Ricorre il mobbing atipico in quei casi di comportamenti illeciti secondo i principi generali, sebbene, non riconducibili a nessuna fattispecie tipicamente descritta da una legge; nonché nei casi in cui il comportamento, in sé e per sé considerato, è lecito, ma è la moltiplicazione, la reiterazione, lo scopo programmatico, l’obiettivo perseguito dal mobber che qualifica quel complesso di comportamenti come illegittimo.
Fra i casi di mobbing atipico bisogna ricordare il comportamento offensivo e mortificante al ritorno dal lungo periodo di malattia: il lavoratore si assenta per malattia per lungo tempo; quando ritorna sul luogo di lavoro, viene adibito a mansioni inferiori, subisce offese, etc.
Riguardo a questi comportamenti offensivi c’è un ulteriore dato positivo molto rilevante rappresentato dai D. Lgs. 215 e 216 del 2003, che prevedono, in chiave teleologica, una definizione di mobbing riferita alla molestia avente lo scopo o l’effetto di violare la dignità di una persona o di creare un clima intimidatorio, ostile, degradante, umiliante ed offensivo.
Ancora si ricordano i casi di molestie morali sui luoghi di lavoro; ad esempio, i casi in cui il mobbing si realizza nelle forme del maltrattamento (art. 572 c.p.) o della violenza privata.
Ad esempio, il lavoratore viene costretto a fare delle prestazioni cui non gli spetterebbero sotto la minaccia di licenziamento.
Oppure il caso, venuto recentemente alla cronaca, di costringere con violenza morale il lavoratore ad accettare retribuzioni inferiori a quelle legali o contrattuali in mancanza di alternative di lavoro serie. Al riguardo, la Corte di Cassazione ha parlato di estorsione ex art. 629 c.p..
La giurisprudenza ha anche evocato interessanti casi di invito alle dimissioni esercitato in modo particolarmente pressante ai danni del prestatore di lavoro.
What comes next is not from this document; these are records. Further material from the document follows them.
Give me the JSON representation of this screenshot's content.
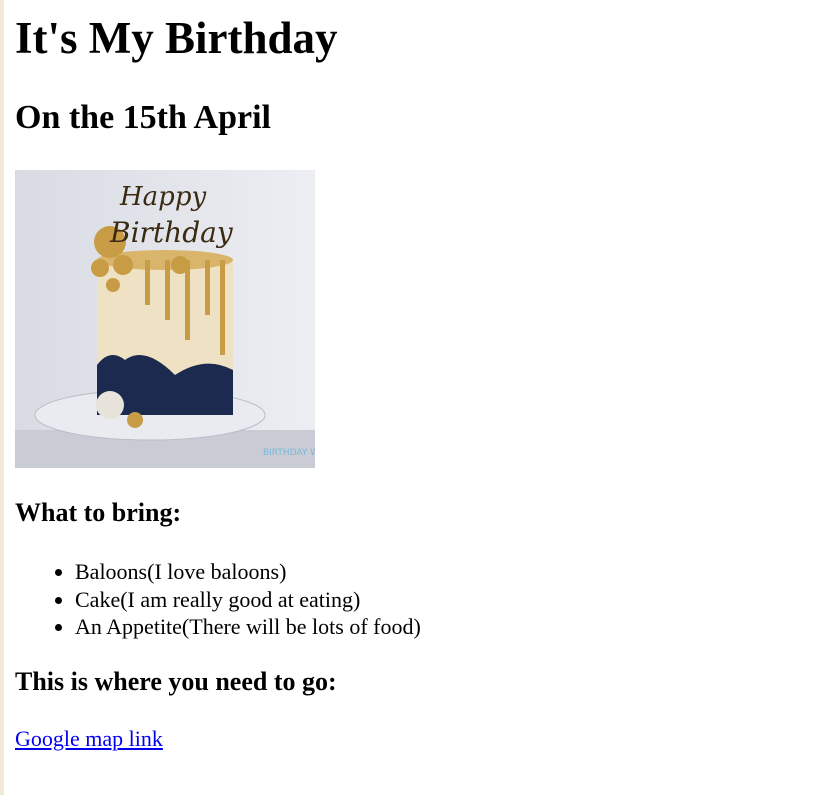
{
  "page": {
    "title": "It's My Birthday",
    "subtitle": "On the 15th April",
    "image": {
      "alt": "Birthday cake",
      "topper_text": "Happy Birthday",
      "watermark": "BIRTHDAY WISHES"
    },
    "bring_heading": "What to bring:",
    "bring_items": [
      "Baloons(I love baloons)",
      "Cake(I am really good at eating)",
      "An Appetite(There will be lots of food)"
    ],
    "location_heading": "This is where you need to go:",
    "map_link": "Google map link"
  },
  "colors": {
    "link": "#0000ee",
    "edge": "#f3ead6"
  }
}
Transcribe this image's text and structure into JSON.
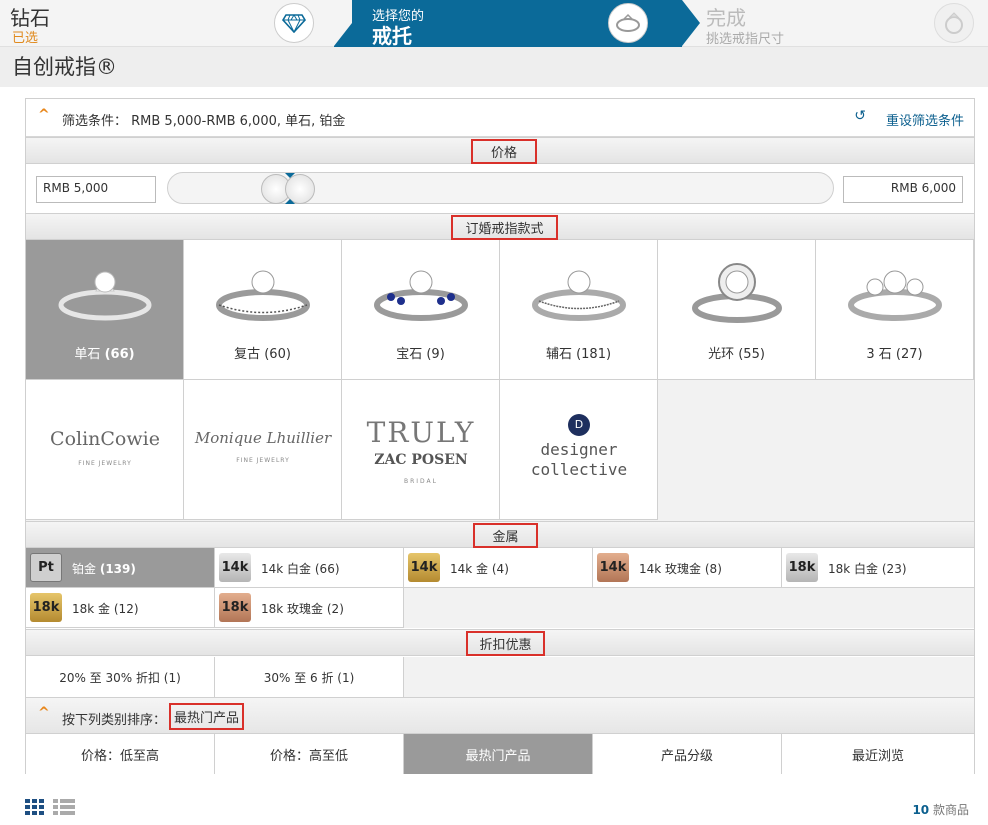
{
  "steps": [
    {
      "title": "钻石",
      "subtitle": "已选",
      "icon": "diamond-icon"
    },
    {
      "title": "选择您的",
      "subtitle": "戒托",
      "icon": "ring-setting-icon"
    },
    {
      "title": "完成",
      "subtitle": "挑选戒指尺寸",
      "icon": "ring-complete-icon"
    }
  ],
  "page_title": "自创戒指®",
  "filter": {
    "label": "筛选条件： RMB 5,000-RMB 6,000, 单石, 铂金",
    "reset": "重设筛选条件"
  },
  "price": {
    "heading": "价格",
    "min": "RMB 5,000",
    "max": "RMB 6,000"
  },
  "styles": {
    "heading": "订婚戒指款式",
    "items": [
      {
        "label": "单石",
        "count": "(66)"
      },
      {
        "label": "复古",
        "count": "(60)"
      },
      {
        "label": "宝石",
        "count": "(9)"
      },
      {
        "label": "辅石",
        "count": "(181)"
      },
      {
        "label": "光环",
        "count": "(55)"
      },
      {
        "label": "3 石",
        "count": "(27)"
      }
    ],
    "brands": [
      {
        "name": "ColinCowie",
        "sub": "FINE JEWELRY"
      },
      {
        "name": "Monique Lhuillier",
        "sub": "FINE JEWELRY"
      },
      {
        "name": "TRULY",
        "name2": "ZAC POSEN",
        "sub": "BRIDAL"
      },
      {
        "name": "designer",
        "name2": "collective"
      }
    ]
  },
  "metal": {
    "heading": "金属",
    "items": [
      {
        "chip": "Pt",
        "label": "铂金",
        "count": "(139)",
        "color": "#8c8c8c"
      },
      {
        "chip": "14k",
        "label": "14k 白金",
        "count": "(66)",
        "color": "#c8c8c8"
      },
      {
        "chip": "14k",
        "label": "14k 金",
        "count": "(4)",
        "color": "#c9a24a"
      },
      {
        "chip": "14k",
        "label": "14k 玫瑰金",
        "count": "(8)",
        "color": "#c99070"
      },
      {
        "chip": "18k",
        "label": "18k 白金",
        "count": "(23)",
        "color": "#c8c8c8"
      },
      {
        "chip": "18k",
        "label": "18k 金",
        "count": "(12)",
        "color": "#c9a24a"
      },
      {
        "chip": "18k",
        "label": "18k 玫瑰金",
        "count": "(2)",
        "color": "#c99070"
      }
    ]
  },
  "discount": {
    "heading": "折扣优惠",
    "items": [
      "20% 至 30% 折扣 (1)",
      "30% 至 6 折 (1)"
    ]
  },
  "sort": {
    "label": "按下列类别排序：",
    "selected": "最热门产品",
    "options": [
      "价格：低至高",
      "价格：高至低",
      "最热门产品",
      "产品分级",
      "最近浏览"
    ]
  },
  "results": {
    "count": "10",
    "unit": "款商品"
  },
  "colors": {
    "accent": "#0b6a99",
    "highlight": "#d9302a",
    "orange": "#e8861a"
  }
}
Sul punto si è osservato che tale invito in sé e per sé non è illecito, tuttavia può diventare comportamento illecito per le modalità, per la forma, per la coazione che può indurre, anche psicologicamente, sulla parte debole del rapporto.
Qual è la possibile tutela del lavoratore indotto alle dimissioni da un pressante invito di parte datoriale?
Secondo la giurisprudenza, queste dimissioni potrebbero essere annullate, ma il lavoratore dovrebbe dimostrare l’incapacità (naturale) cui è stato ridotto, ai sensi dell’art. 428 c.c., oppure la violenza come causa di annullamento del contratto ai sensi dell’art. 1434 c.c..
Ma quando non ricorrono questi presupposti, la tutela risarcitoria è comunque possibile attraverso il concetto di mobbing, che, per l’appunto, determina un allargamento della tutela della parte debole del rapporto.